Climate Change and the 1,000-year Flood in Baton Rouge: When Will We Learn?
The floodwaters are receding in Baton Rouge, Louisiana, and the scale of the damage is revealing itself. It has been described as a 1,000-year flood, leaving at least 13 people dead and close to 60,000 homes ruined. According to Weather Underground meteorologists Jeff Masters and Bob Henson, August has been the wettest month in Baton Rouge in 174 years, when records were first kept. They added, “Since June 1, Baton Rouge has picked up an amazing 40.95 inches—more rain in three months than downtown Los Angeles has recorded over the last five years (38.79 inches)!”
President Barack Obama traveled there Tuesday. “I think anybody who can see just the streets, much less the inside of the homes here, people’s lives have been upended by this flood,” he said after walking through part of the devastated city. While Obama was criticized by his political opponents for not visiting Baton Rouge earlier, it’s what happened one day later, in nearby New Orleans, that should have everyone concerned.
"Those thousands in the Superdome after Katrina should be considered climate refugees. For this building now to house the auctions for drilling for more fossil fuels only adds insult to the injury."
The Obama administration conducted a massive auction of offshore oil and gas drilling leases in the Gulf of Mexico. The irony was not lost on Antonia Juhasz. She is a journalist and energy analyst who has long tracked the multinational petroleum corporations engaged in deep-water oil extraction. “Following Obama #LouisianaFlood visit, Interior Dept to auction offshore drilling leases to 24 million acres in Gulf on 8/24 at Superdome,” she tweeted, followed by, “After protests nearly shut down lease sale in March at Superdome, for first time, BOEM closes sale to public, makes viewing available online.” The BOEM is the federal Bureau of Ocean Energy Management. The agency was auctioning 23.8 million acres in the western section of the Gulf of Mexico, for deep-water oil and gas exploration and extraction.
We spoke to Juhasz on the “Democracy Now!” news hour, just before the auction began: “The timing of all of these events couldn’t be more devastating,” she said. “You have this historic flood. You have the president there to offer assistance fromFEMA and to hopefully try and assist those on the ground, while at the same time the Interior Department is continuing the problems that help accelerate this storm in the first place, help make it more ferocious, help make these storms more frequent. And that, of course, is the burning of fossil fuels, leading to climate change.” Adding to the irony is the site of the auction: the Superdome. After Hurricane Katrina inundated most of New Orleans, this sports stadium became a refuge of last resort for an estimated 15,000-20,000 stranded residents.
While any one extreme weather event can’t be directly attributed to climate change, storms, droughts, wildfires, floods and hurricanes all are expected to become more frequent and more severe as the planet warms. Those thousands in the Superdome after Katrina should be considered climate refugees. For this building now to house the auctions for drilling for more fossil fuels only adds insult to the injury.
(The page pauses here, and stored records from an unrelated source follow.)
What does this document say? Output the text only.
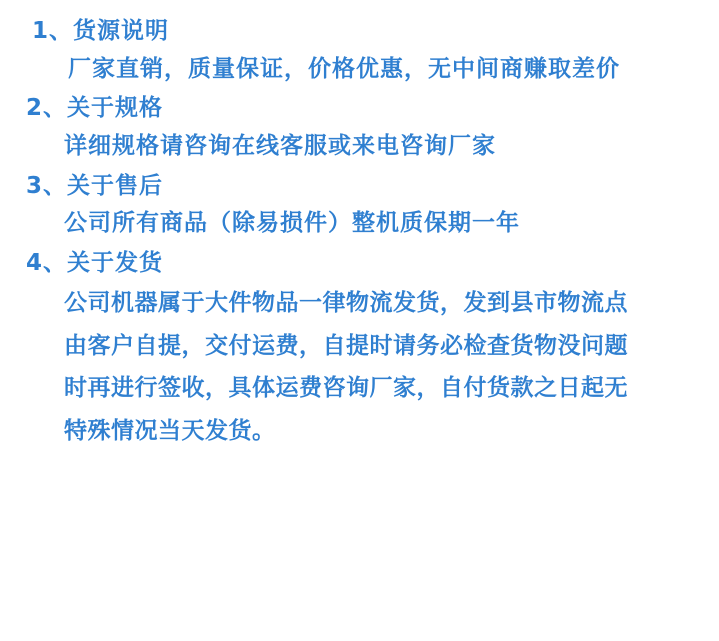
1、货源说明

厂家直销，质量保证，价格优惠，无中间商赚取差价

2、关于规格

详细规格请咨询在线客服或来电咨询厂家

3、关于售后

公司所有商品（除易损件）整机质保期一年

4、关于发货

公司机器属于大件物品一律物流发货，发到县市物流点
由客户自提，交付运费，自提时请务必检查货物没问题
时再进行签收，具体运费咨询厂家，自付货款之日起无
特殊情况当天发货。
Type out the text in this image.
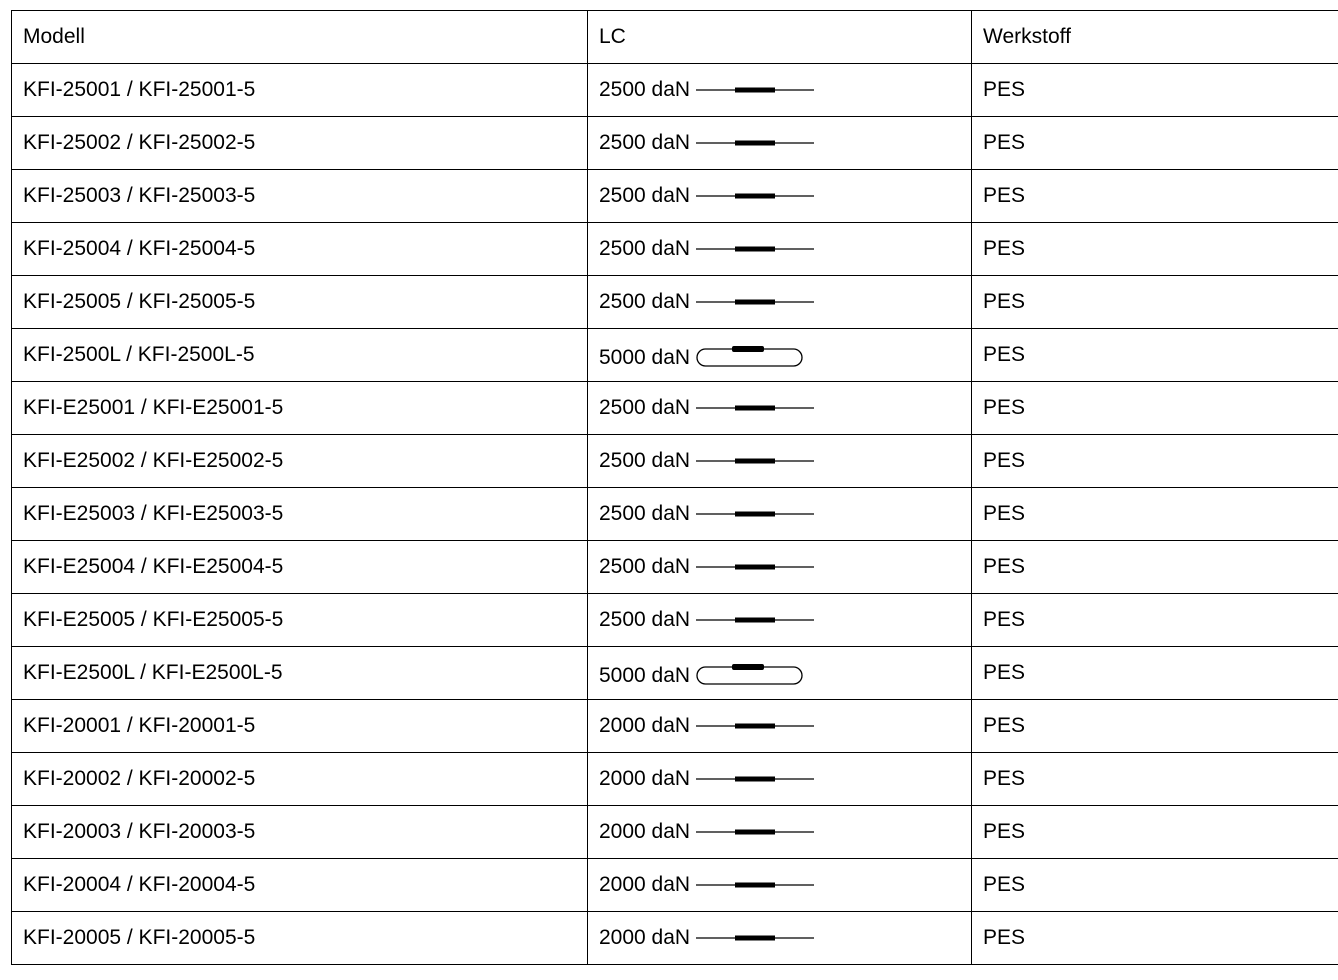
Modell	LC	Werkstoff
KFI-25001 / KFI-25001-5	2500 daN	PES
KFI-25002 / KFI-25002-5	2500 daN	PES
KFI-25003 / KFI-25003-5	2500 daN	PES
KFI-25004 / KFI-25004-5	2500 daN	PES
KFI-25005 / KFI-25005-5	2500 daN	PES
KFI-2500L / KFI-2500L-5	5000 daN	PES
KFI-E25001 / KFI-E25001-5	2500 daN	PES
KFI-E25002 / KFI-E25002-5	2500 daN	PES
KFI-E25003 / KFI-E25003-5	2500 daN	PES
KFI-E25004 / KFI-E25004-5	2500 daN	PES
KFI-E25005 / KFI-E25005-5	2500 daN	PES
KFI-E2500L / KFI-E2500L-5	5000 daN	PES
KFI-20001 / KFI-20001-5	2000 daN	PES
KFI-20002 / KFI-20002-5	2000 daN	PES
KFI-20003 / KFI-20003-5	2000 daN	PES
KFI-20004 / KFI-20004-5	2000 daN	PES
KFI-20005 / KFI-20005-5	2000 daN	PES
There is growing grass-roots activism directly confronting the extraction and transport of fossil fuels, from communities in the Gulf of Mexico to the Great Plains in the northern U.S. and Canada. On Tuesday, hundreds protested the planned auction. A huge banner floated beneath a balloon, reading “Another Gulf is Possible.” Four demonstrators were arrested after refusing to leave the Interior Department office in New Orleans. Last March, a similar auction of offshore Gulf drilling leases was almost canceled, as hundreds protested in the Superdome. That protest occurred just weeks after another massive flood hit southern Louisiana.
Meanwhile, in North Dakota, more than a thousand indigenous activists at the Sacred Stone Spirit Camp are blocking construction of the proposed $3.8 billion Dakota Access pipeline. They say the pipeline could contaminate the Missouri River, which provides water for the Standing Rock Sioux tribe and for millions more downstream. Also on Wednesday, an action was held outside the federal District Court in Washington, D.C., where the Standing Rock Sioux tribe has filed suit against the U.S. Army Corps of Engineers over the pipeline.
Rather than enabling more dangerous deep-water oil extraction off the shores of the Gulf Coast, President Obama should be spending his remaining months in office doing everything in his power to reduce our national dependence on fossil fuels.